Schüler im ersten Schuljahr verweigert sich

  • Ich hoffe, ihr könnt mir helfen...


    Im ersten Schuljahr stehe ich kurz vor einem UB in Deutsch. Ein Jung verweigert bei der Klassenlehrerin häufiger die Mitarbeit, sobald er keine Lust mehr hat. Heute war das auch wieder der Fall - nur dieses Mal hat er es bei mir gemacht. Zum ersten Mal.
    Wie geht man damit am besten um? Ich hab ihn heute versucht, durch ein persönliches Gespräch zur Weiterarbeit zu ermutigen, mit vielen weihevollen Worten. Es passierte nichts. Daraufhin habe ich versucht, sein Verhalten zu ignorieren, um es nicht zu verstärken. (Damit er nicht denkt: "Wenn ich keine Lust mehr habe, kriege ich Aufmerksamkeit.")


    Habt ihr Tipps für mich, wie man das Problem besser angehen kann, vor allem im Hinblick auf den UB?


    muckele

  • Wäre es vielleicht möglich, den Schüler für die Zeit des UB anderweitig zu beschäftigen? Z.B. die längst fällige Nachschreibearbeit, das Gespräch mit der Beratungslehrerin oder der Klassenlehrerin, ...?


    Falls du einen Ref oder Assistenten hast, könntet ihr die Klasse für die Zeit des UB teilen (team teaching) und der schwierige Schüler sitzt halt zufällig im anderen Teil??


    Hat bei mir im Referendariat immer ganz gut geklappt.


    Sonst bin ich natürlich auch dafür, dass man mit dem Schüler das Problem bespricht und aufarbeitet. Auf die Schnelle geht das aber selten, deshalb ist die "Isolationsmethode" in dieser Situation vllt die beste Lösung.


    Gruß


    k.


    PS: Ganz gemein: Setze ihn so schnell als möglich in einer Partnerarbeit neben einen schniefenden, kranken Schüler. Die Inkubationszeit für Erkältungskrankheiten beläuft sich auf etwa 4-6 Tage... :D


    Schniefende Grüße aus dem Krankenbett,


    klöni

  • Oder die ehrliche (realistische) Variante:
    Im Entwurf auf das Kind und sein übliches Verhalten eingehen, das zu erwartende Verhalten beschreiben, den Umgang damit andeuten, aber auch schreiben, dass eine Mitarbeit häufig nicht möglich ist.
    So ist die Realität und dies sollte den Fachleitern bekannt sein.
    Hängt natürlich ein bisschen vom Fachleiter und der Unterstützung in der Schule ab.

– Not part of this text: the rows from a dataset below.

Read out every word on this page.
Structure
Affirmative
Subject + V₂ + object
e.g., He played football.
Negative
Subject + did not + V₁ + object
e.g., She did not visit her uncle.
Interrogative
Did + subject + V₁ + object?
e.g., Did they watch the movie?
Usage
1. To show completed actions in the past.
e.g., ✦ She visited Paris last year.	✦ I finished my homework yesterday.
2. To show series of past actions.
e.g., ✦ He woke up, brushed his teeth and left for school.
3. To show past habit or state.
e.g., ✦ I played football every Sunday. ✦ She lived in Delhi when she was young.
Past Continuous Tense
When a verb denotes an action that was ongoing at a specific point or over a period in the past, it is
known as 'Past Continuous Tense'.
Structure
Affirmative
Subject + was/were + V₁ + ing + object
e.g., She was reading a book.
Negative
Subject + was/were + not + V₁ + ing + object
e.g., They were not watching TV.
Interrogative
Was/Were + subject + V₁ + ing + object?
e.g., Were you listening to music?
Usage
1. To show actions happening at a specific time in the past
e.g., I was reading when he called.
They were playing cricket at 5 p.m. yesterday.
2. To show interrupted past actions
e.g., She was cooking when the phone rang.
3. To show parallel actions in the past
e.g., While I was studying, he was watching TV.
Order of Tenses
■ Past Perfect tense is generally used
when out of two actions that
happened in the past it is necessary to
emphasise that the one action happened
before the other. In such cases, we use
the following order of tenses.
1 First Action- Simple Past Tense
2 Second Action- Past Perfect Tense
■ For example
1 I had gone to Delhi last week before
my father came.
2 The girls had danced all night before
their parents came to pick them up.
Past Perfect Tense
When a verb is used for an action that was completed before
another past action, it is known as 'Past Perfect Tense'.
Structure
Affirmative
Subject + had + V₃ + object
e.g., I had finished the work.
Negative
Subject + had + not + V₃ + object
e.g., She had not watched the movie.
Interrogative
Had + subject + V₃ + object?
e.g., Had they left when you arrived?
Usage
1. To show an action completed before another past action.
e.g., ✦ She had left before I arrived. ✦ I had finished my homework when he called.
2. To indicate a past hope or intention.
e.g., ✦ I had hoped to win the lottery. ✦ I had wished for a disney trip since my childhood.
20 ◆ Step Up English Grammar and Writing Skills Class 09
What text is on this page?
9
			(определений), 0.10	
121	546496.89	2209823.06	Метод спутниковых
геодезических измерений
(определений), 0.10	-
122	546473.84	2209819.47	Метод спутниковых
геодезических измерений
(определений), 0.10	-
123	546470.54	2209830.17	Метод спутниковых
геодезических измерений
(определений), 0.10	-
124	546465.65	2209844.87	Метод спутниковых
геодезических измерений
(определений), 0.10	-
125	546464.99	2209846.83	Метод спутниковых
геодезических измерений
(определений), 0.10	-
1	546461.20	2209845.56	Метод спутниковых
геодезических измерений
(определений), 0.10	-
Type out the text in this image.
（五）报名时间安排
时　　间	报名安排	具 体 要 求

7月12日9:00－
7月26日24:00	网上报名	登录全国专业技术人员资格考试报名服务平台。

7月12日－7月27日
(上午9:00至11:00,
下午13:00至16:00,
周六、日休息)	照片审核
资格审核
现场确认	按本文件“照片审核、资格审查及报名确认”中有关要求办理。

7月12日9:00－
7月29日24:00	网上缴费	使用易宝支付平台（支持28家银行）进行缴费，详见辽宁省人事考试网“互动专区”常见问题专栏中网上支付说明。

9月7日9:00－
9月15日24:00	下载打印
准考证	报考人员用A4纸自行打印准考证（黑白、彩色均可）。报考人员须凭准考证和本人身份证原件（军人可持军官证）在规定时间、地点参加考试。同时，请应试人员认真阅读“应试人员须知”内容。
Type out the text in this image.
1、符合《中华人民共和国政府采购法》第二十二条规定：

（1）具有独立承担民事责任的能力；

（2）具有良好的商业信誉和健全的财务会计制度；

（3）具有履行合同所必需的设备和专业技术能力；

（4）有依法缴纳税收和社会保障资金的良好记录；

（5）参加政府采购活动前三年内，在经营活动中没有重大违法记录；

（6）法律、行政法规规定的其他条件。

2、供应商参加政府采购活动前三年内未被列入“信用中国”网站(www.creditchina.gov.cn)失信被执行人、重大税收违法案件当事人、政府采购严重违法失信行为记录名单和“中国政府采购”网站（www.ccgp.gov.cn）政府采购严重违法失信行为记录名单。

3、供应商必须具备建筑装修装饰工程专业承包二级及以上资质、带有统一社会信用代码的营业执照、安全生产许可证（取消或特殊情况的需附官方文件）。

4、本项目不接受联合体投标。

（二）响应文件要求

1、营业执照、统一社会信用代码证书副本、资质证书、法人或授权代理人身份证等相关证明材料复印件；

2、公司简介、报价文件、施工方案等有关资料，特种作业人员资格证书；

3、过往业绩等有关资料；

    Ich finds eigentlich immer krass, wenn Kinder aus dem Unterricht genommen werden, damit das Theaterstück "Unterrichtsbesuch" wie geplant ablaufen kann. (Sorry, ist keine Kritik an den Lehramtsanwärtern, die sich diesen seltsamen Anforderunen der Ausbildung natürlich beugen müssen/sollten.)
    VG

  • Ich sehe das genauso - solche Schüler sind Unterrichtsrealität und damit muss man umgehen können. Ich habe selber gleich drei "schwierige Fälle" in der Klasse und ich weise in meinen Unterrichtsentwürfen für die UB`s immer darauf hin. So ist der Fachseminarleiter informiert und konnte evtl. auftretendes "abweichendes Verhalten" besser einordnen. Beim zweiten und dritten Besuch hat er dann auch besonders darauf geachtet, ob bei diesen Kindern ein Fortschritt in ihrem Verhalten zu sehen ist und vor allem auch, wie ich damit umgehe. Obwohl nicht immer alles glatt ging, habe ich diesbezüglich positives Feedback bekommen und auch ganz viele ermunternde Worte bzw. Tipps um optimaler mit den Kindern arbeiten zu können - vor allem, weil eine Weiterentwicklung deutlich sichtbar war. Nur Mut - jedem FSL, der selber noch unterrichtet, ist klar, dass man nicht nur Musterschüler in der Klasse hat... Sehe es als Chance zu zeigen, dass du auch im Laufe der Ausbildung lernst, mit solchen Kindern und schwierigen Situationen umzugehen.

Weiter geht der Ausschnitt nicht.